School of Chemistry and Molecular Biosciences, The University of Queensland, Brisbane, Queensland, Australia; Institute for Molecular Bioscience, The University of Queensland, Brisbane, Queensland, Australia.
Biophys J. 2017 Feb 28;112(4):595-604. doi: 10.1016/j.bpj.2016.12.042.

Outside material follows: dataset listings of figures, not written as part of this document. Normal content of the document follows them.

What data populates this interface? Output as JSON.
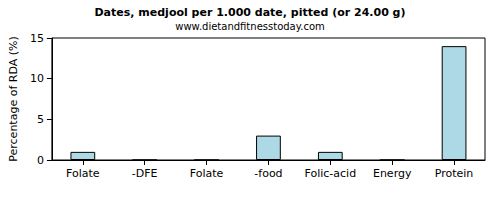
{
  "chart_data": {
    "type": "bar",
    "title": "Dates, medjool per 1.000 date, pitted (or 24.00 g)",
    "subtitle": "www.dietandfitnesstoday.com",
    "ylabel": "Percentage of RDA (%)",
    "categories": [
      "Folate",
      "-DFE",
      "Folate",
      "-food",
      "Folic-acid",
      "Energy",
      "Protein"
    ],
    "values": [
      1,
      0,
      0,
      3,
      1,
      0,
      14
    ],
    "color": "#add8e6",
    "ylim": [
      0,
      15
    ],
    "yticks": [
      0,
      5,
      10,
      15
    ],
    "grid": false
  }
}
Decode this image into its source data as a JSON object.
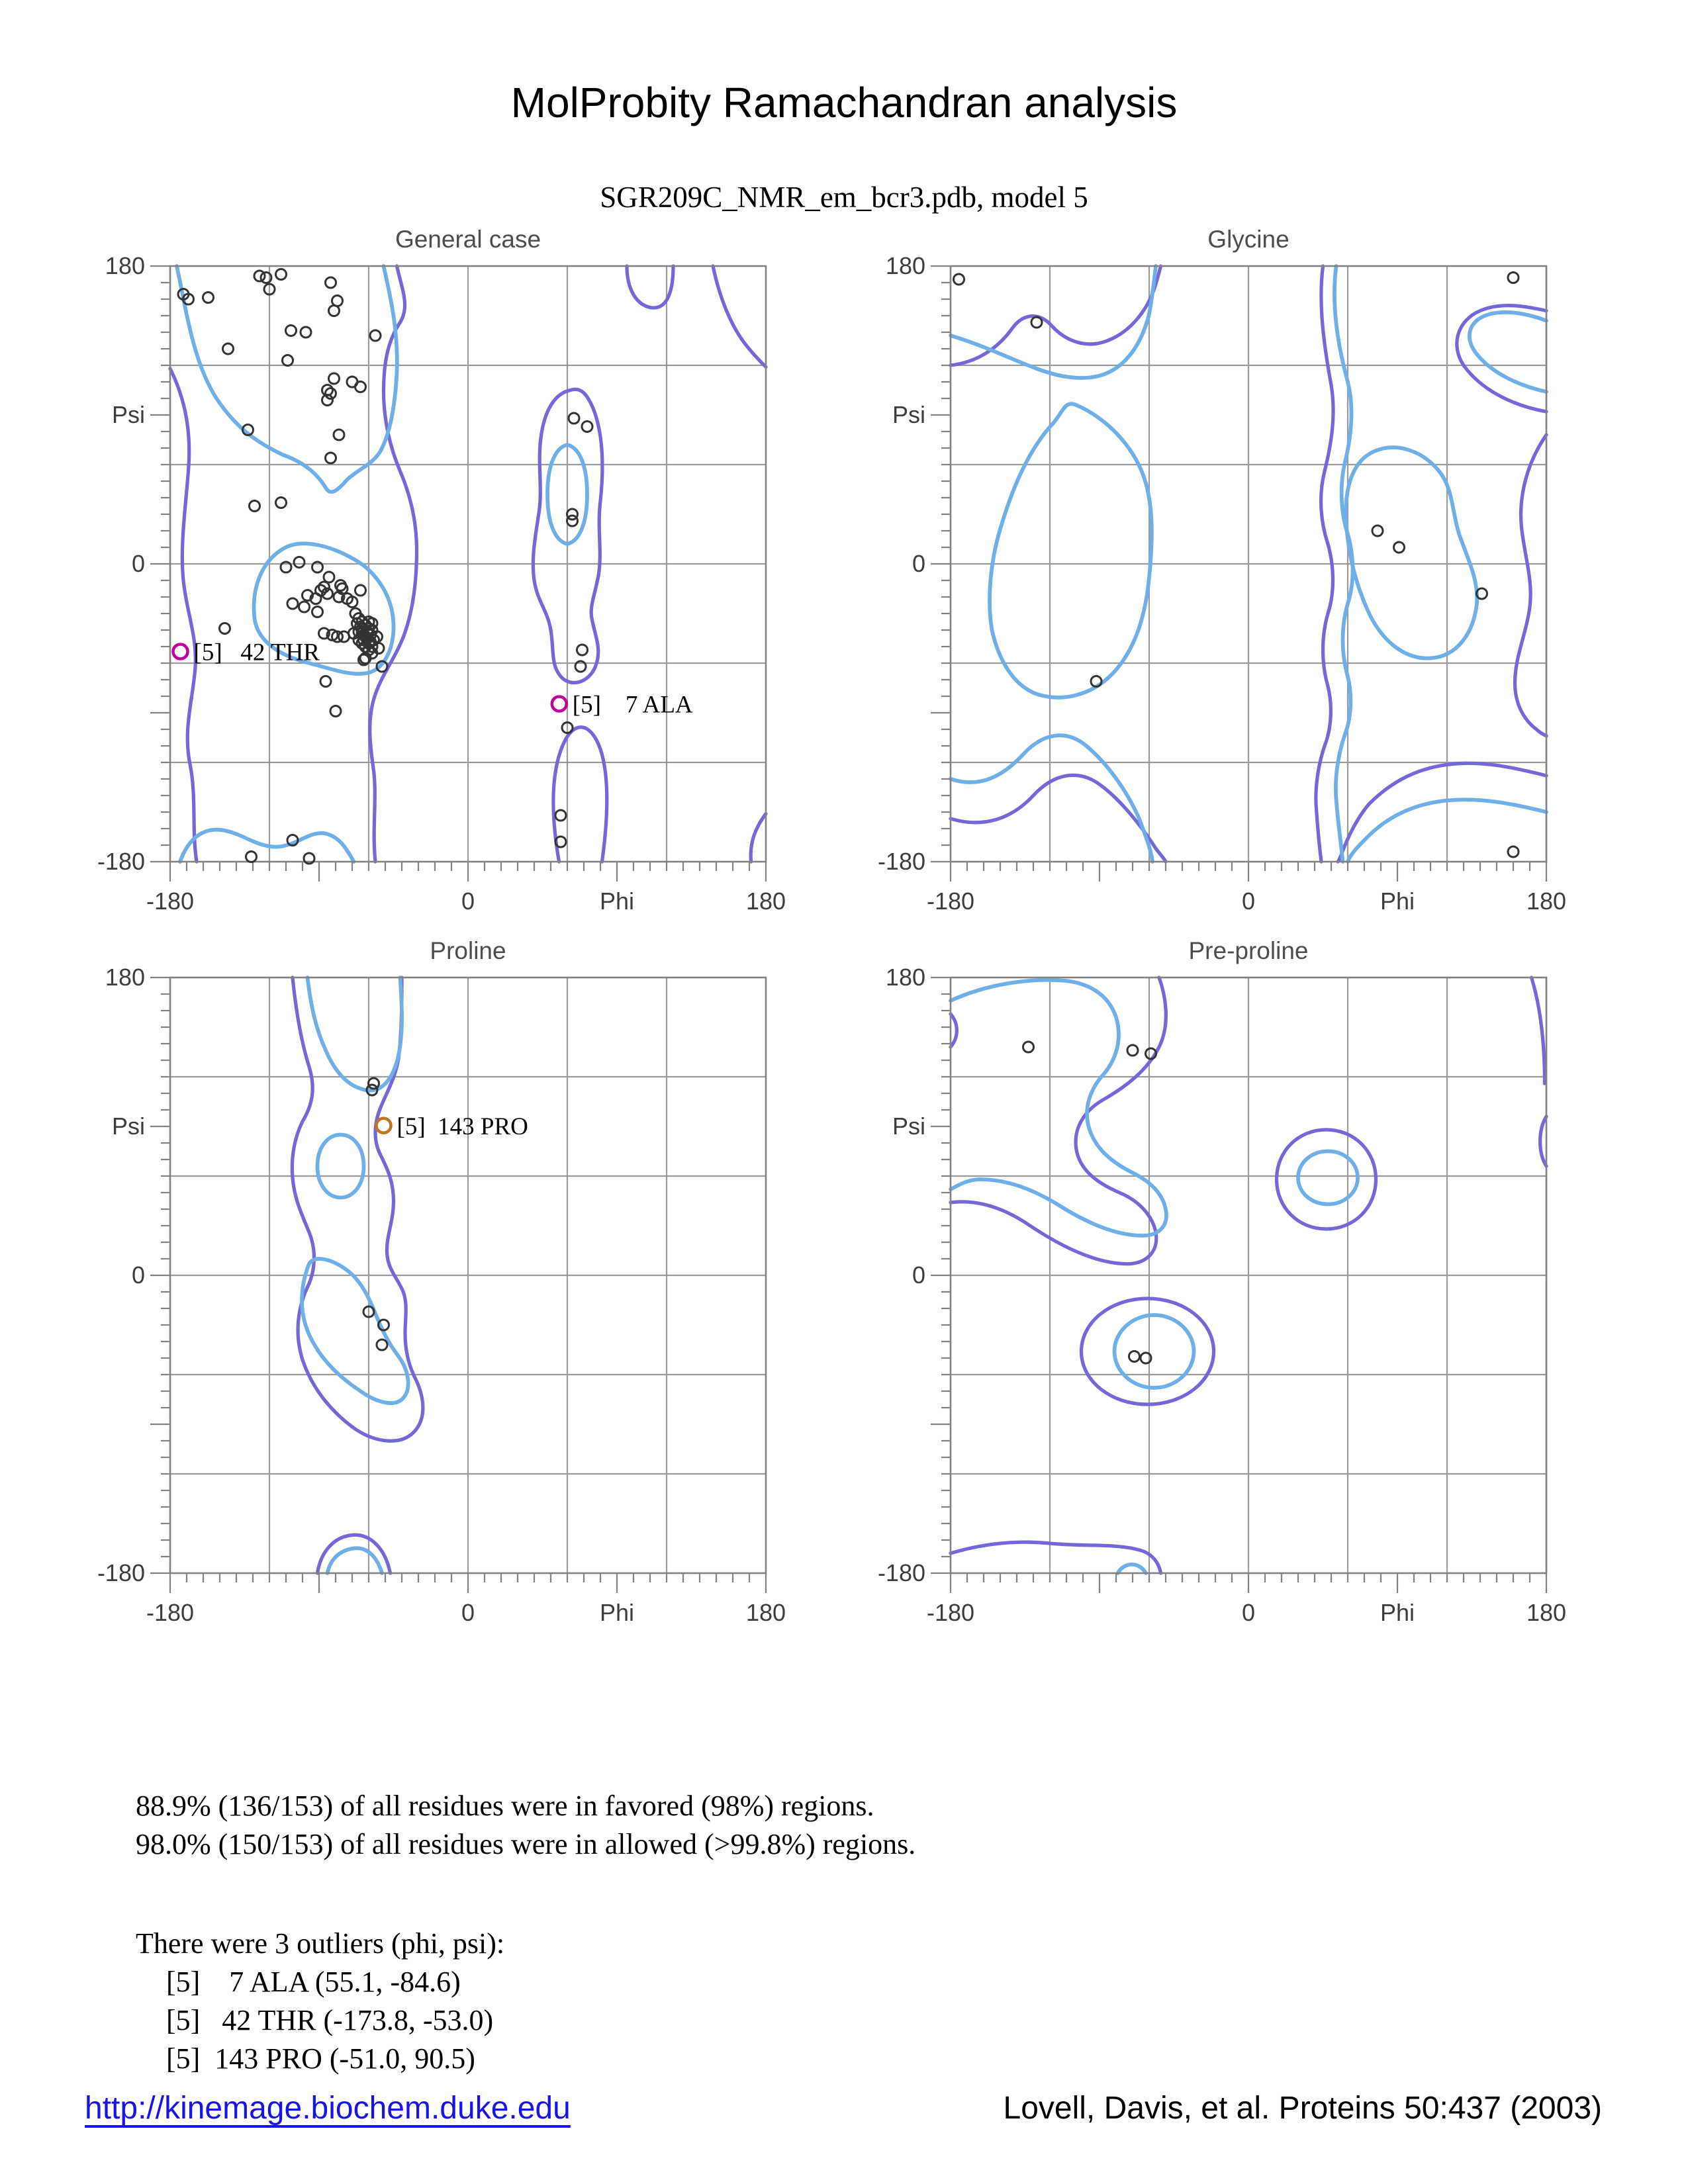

Based on differences between the x-ray crystal structures of ligand-bound and unbound forms, the activation of the erythropoietin receptor (EPOR) was initially proposed to involve a cross-action scissorlike motion. However, the validity of the motions involved in the scissorlike model has been recently challenged. Here, atomistic molecular dynamics simulations are used to examine the structure of the extracellular domain of the EPOR dimer in the presence and absence of erythropoietin and a series of agonistic or antagonistic mimetic peptides free in solution. The simulations suggest that in the absence of crystal packing effects, the EPOR chains in the different dimers adopt very similar conformations with no clear distinction between the agonist and antagonist-bound complexes. This questions whether the available x-ray crystal structures of EPOR truly represent active or inactive conformations. The study demonstrates the difficulty in using such structures to infer a mechanism of action, especially in the case of membrane receptors where just part of the structure has been considered in addition to potential confounding effects that arise from the comparison of structures in a crystal as opposed to a membrane environment. The work highlights the danger of assigning functional significance to small differences between structures of proteins bound to different ligands in a crystal environment without consideration of the effects of the crystal lattice and thermal motion.
基于配体结合形式与未结合形式的X射线晶体结构差异,最初有人提出促红细胞生成素受体(EPOR)的激活涉及一种类似剪刀交叉作用的运动。然而,最近这种类似剪刀模型中所涉及运动的有效性受到了质疑。在此,利用原子分子动力学模拟来研究在有和没有促红细胞生成素以及一系列游离于溶液中的激动剂或拮抗剂模拟肽存在的情况下,EPOR二聚体胞外结构域的结构。模拟结果表明,在没有晶体堆积效应的情况下,不同二聚体中的EPOR链采用非常相似的构象,激动剂和拮抗剂结合的复合物之间没有明显区别。这就对现有的EPOR X射线晶体结构是否真的代表活性或非活性构象提出了疑问。该研究表明,利用此类结构推断作用机制存在困难,尤其是对于膜受体而言,除了晶体结构与膜环境结构比较中可能产生的潜在混杂效应外,仅考虑了部分结构。这项工作强调了在不考虑晶格和热运动影响的情况下,赋予晶体环境中与不同配体结合的蛋白质结构间微小差异功能意义的危险性。